С тех пор прошло целых 25 эмигрантских лет. Старшее, ведущее поколение эмиграции уже ушло из жизни, и тогдашняя молодежь уже убелена сединами; кадры значительно поредели и рассеялись по всему свету. А над Россией опять загремели пушки и вновь заиграли зарницы войны. Господи, что все это сулит нашей замученной и исстрадавшейся России? Какой тернистый путь еще ей предстоит пройти? Под влиянием столь тяжелых мыслей и переживаний решил было вернуться домой, но вспомнил, что я обещал людям, меня ждут, и я могу их подвести; я пошел в гараж и позвонил по телефону жене. Она же, выслушав мою новость, еле слышным, подавленным голосом спросила: а что будет дальше? На что я мог ответить — не знаю.
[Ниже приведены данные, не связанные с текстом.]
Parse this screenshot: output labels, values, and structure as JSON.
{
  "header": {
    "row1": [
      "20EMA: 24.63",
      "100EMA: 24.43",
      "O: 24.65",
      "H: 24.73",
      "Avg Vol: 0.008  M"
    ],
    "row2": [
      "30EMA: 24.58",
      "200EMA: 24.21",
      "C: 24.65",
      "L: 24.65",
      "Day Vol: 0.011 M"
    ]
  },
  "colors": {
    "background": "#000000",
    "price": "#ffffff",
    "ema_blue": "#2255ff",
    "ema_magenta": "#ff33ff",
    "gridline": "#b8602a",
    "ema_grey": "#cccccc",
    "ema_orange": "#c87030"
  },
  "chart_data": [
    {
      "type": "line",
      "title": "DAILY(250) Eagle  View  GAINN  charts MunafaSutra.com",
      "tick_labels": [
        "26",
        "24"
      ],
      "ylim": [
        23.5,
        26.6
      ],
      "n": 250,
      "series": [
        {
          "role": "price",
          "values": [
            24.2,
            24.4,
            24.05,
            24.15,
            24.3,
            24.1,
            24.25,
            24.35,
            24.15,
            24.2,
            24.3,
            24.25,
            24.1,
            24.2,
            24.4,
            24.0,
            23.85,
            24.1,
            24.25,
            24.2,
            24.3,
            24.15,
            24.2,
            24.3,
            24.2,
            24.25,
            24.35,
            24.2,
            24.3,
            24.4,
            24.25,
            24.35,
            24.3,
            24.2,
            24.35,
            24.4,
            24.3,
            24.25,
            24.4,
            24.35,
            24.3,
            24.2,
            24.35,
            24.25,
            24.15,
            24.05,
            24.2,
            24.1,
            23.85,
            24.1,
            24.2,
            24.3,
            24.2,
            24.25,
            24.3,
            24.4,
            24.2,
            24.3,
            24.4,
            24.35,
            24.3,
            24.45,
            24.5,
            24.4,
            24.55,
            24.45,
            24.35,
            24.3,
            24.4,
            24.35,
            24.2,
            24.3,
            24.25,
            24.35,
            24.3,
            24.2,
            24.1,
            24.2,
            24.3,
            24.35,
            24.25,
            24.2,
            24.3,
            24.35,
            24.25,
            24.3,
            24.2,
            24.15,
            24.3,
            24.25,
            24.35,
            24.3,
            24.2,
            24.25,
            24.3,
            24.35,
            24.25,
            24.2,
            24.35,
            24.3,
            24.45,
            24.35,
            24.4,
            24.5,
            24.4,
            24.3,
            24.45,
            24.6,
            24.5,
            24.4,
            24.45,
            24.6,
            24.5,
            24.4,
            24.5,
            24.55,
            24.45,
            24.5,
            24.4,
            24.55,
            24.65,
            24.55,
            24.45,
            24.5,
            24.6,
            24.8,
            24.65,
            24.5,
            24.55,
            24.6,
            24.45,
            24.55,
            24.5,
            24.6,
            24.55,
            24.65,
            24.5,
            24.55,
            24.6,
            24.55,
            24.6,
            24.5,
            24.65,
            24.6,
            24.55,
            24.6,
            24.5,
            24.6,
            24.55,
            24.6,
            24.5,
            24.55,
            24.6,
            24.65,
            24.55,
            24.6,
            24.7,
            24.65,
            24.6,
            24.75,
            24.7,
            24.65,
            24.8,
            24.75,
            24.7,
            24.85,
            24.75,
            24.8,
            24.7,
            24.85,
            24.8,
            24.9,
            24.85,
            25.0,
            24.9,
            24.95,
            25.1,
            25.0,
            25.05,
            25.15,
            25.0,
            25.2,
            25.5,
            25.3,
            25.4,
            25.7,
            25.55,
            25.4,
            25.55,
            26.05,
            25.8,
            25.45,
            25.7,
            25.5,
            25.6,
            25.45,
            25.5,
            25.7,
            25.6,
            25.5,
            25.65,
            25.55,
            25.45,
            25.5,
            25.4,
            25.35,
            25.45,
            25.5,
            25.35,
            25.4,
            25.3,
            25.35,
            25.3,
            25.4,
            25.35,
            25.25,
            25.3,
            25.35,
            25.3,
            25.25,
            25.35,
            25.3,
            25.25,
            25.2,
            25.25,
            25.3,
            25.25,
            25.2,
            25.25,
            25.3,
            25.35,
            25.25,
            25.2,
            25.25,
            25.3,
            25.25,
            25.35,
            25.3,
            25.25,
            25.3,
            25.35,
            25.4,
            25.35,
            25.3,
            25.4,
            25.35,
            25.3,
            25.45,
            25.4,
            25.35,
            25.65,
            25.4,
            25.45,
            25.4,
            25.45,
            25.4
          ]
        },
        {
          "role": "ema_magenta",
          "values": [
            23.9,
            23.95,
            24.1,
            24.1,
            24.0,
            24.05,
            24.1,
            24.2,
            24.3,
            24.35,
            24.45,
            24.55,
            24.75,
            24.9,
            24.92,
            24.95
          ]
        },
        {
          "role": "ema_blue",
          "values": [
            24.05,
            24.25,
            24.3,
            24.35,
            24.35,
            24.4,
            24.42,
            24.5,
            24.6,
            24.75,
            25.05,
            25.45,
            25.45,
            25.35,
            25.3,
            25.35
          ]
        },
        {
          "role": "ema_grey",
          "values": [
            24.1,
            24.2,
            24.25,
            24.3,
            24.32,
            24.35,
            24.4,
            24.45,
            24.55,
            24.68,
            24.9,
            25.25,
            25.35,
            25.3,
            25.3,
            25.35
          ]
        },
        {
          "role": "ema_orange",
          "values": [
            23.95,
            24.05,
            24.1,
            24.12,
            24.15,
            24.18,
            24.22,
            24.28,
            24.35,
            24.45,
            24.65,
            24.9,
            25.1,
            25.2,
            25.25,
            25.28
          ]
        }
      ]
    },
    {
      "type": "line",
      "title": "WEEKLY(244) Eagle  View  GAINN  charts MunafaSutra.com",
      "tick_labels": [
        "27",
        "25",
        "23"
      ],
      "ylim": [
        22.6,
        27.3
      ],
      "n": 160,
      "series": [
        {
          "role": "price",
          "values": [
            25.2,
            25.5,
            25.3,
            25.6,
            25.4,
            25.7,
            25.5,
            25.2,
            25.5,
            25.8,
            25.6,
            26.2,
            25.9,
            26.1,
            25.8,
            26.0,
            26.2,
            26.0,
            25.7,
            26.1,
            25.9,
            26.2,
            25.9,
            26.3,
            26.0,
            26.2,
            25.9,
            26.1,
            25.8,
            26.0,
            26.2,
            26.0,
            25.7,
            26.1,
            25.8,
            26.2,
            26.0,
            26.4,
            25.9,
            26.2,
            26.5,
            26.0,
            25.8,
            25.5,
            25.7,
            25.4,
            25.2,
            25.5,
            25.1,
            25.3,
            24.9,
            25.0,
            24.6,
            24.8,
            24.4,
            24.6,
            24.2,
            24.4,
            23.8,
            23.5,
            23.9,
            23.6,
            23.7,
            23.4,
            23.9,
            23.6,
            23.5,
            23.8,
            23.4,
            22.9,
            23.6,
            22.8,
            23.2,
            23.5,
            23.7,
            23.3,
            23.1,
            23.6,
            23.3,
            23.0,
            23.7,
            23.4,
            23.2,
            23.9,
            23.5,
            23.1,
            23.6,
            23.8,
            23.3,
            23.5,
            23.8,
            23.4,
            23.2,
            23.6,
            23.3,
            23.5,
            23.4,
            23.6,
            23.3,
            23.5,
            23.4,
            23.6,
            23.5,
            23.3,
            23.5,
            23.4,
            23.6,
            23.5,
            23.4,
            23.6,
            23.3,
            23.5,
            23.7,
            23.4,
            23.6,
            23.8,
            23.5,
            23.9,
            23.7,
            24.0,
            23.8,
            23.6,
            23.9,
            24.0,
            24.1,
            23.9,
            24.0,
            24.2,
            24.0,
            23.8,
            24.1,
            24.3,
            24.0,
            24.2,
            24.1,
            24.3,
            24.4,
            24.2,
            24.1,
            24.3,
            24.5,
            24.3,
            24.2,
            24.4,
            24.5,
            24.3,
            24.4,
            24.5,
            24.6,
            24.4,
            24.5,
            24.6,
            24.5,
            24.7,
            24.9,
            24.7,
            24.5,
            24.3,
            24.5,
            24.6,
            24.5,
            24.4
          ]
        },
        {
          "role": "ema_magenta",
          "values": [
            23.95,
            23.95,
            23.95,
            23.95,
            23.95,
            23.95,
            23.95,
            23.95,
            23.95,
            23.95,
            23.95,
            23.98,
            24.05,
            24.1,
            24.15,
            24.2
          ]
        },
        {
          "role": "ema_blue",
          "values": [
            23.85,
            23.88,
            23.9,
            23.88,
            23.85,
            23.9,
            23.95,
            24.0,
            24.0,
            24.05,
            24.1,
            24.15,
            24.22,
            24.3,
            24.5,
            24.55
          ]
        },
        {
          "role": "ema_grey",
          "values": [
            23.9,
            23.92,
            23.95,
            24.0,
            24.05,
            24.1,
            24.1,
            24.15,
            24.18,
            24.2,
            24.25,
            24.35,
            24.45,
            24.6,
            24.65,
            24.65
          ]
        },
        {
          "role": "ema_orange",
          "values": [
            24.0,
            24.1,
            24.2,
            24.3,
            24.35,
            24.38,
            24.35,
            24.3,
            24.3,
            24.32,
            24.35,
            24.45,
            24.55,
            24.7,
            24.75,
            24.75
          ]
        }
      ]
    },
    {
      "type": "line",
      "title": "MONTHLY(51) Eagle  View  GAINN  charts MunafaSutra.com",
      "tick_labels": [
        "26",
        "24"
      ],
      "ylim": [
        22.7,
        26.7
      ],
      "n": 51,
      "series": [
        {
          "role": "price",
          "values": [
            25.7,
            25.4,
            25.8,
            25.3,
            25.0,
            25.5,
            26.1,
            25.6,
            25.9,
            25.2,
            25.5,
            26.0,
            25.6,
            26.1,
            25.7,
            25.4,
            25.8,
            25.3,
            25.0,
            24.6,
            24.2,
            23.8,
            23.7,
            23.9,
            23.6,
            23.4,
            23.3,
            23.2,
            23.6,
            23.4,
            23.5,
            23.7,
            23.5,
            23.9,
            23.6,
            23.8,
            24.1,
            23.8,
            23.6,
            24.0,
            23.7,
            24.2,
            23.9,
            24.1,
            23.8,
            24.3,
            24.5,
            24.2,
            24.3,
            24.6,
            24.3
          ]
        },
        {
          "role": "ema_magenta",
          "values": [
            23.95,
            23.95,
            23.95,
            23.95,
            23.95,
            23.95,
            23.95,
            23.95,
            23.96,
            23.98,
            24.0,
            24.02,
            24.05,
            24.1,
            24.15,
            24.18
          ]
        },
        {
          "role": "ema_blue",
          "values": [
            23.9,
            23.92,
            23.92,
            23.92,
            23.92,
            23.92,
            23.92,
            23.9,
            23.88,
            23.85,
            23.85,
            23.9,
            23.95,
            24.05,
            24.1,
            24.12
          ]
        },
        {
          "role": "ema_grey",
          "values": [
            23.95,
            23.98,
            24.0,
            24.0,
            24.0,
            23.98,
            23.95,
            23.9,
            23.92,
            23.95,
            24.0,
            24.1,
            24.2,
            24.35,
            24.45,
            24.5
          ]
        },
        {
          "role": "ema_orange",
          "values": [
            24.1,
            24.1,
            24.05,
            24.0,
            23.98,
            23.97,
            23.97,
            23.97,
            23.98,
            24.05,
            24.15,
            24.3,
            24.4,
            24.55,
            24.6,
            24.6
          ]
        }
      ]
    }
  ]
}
С наступлением утра, когда город проснулся и началась повседневная жизнь, все заговорили о новой войне; о ней писали, ей посвящены были почти все радиопередачи. О войне же на Западе, длившейся уже два года, как будто забыли, она стала привычной.
В этот день с утра были арестованы все служащие советских официальных учреждений и эмигранты, жившие по советским паспортам. Последних в полицейских участках сразу же отпустили, а советских граждан потом обменяли на таких же немцев, застрявших в Советском Союзе.
Утром того же дня жене нужно было пойти в молочную за положенным нам пол-литра детского молока, но она боялась наскочить на неприятность и не решалась выйти на улицу. Однако нельзя было оставить ребенка без молока и пришлось идти.
На улице было тихо, и встречные соседи по-старому приветствовали ее, а в молочной соседки, стоявшие в очереди, точно сговорившись, предложили ей подойти к стойке без очереди. В свою очередь, хозяйка, отпустив жене вместо пол-литра целый литр молока, участливо спросила, знает ли она о случившемся. Все присутствовавшие молчали, у всех был подавленный вид и никакой злобы.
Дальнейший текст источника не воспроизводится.